Steve Jobs Threatened Palm with Patents to Curtail Employee Poaching
Posted 01/23/2013 at 6:47am
| by J.R. Bookwalter
In Silicon Valley, tech giants have made handshake agreements not to poach each other's employees, referred to as a "no-hire" policy. A new report shows just how far Apple's former CEO was willing to go to enforce it.
Reuters is reporting that former Apple CEO Steve Jobs issued a not-so-thinly veiled threat of patent litigation against Palm to keep the smartphone maker from poaching its employees on the heels of the iPhone's retail debut.
According to a court filing made public on Tuesday, a 2007 document from Jobs attempts to coerce then-Palm CEO Edward Colligan into stemming the flow of Apple employees to its own company, a move that started when former iPod boss Jon Rubenstein was brought into the fold.
The document is part of a civil lawsuit by five tech workers against Apple, Google, Intel and others, "alleging an illegal conspiracy to eliminate competition for each other's employees and drive down wages."
Colligan provided sworn testimony in court to back up the letter from Jobs, which claimed "Palm could face lawsuits alleging infringement of Apple's many patents" if Palm didn't back off on its hiring efforts.

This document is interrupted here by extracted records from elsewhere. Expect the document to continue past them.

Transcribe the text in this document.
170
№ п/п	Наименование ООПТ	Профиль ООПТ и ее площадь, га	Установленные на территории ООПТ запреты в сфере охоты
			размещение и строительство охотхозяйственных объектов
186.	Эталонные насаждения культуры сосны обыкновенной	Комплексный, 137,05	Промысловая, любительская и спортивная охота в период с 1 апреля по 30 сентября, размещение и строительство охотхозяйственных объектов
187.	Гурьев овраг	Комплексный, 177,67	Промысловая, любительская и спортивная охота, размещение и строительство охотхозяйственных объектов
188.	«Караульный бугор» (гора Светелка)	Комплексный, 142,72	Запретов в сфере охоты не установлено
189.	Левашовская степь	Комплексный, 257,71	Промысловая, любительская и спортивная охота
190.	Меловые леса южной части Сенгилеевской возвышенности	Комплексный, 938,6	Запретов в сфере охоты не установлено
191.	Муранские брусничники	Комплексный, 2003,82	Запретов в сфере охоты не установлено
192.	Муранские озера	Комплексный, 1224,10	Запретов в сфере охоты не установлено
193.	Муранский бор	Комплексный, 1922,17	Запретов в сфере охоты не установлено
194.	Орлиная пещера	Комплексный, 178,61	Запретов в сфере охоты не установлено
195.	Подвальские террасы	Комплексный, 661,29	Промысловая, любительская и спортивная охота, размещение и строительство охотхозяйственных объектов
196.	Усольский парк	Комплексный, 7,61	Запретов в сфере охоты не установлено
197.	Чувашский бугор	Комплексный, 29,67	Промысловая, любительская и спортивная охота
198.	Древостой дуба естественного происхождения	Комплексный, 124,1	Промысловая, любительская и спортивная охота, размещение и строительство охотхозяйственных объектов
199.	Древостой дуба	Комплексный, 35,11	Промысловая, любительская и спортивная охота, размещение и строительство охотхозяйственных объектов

"If you choose the litigation route, we can respond with our own claims based on patent assets, but I don't think litigation is the answer," Colligan replied, telling Jobs that such a plan was "likely illegal" and that Palm would not be "intimidated" by the threat.
Google, Apple, Adobe Systems, Intel, Intuit and Pixar all agreed to settle a U.S. Justice Department probe in 2010 specifically barring the companies from such agreements.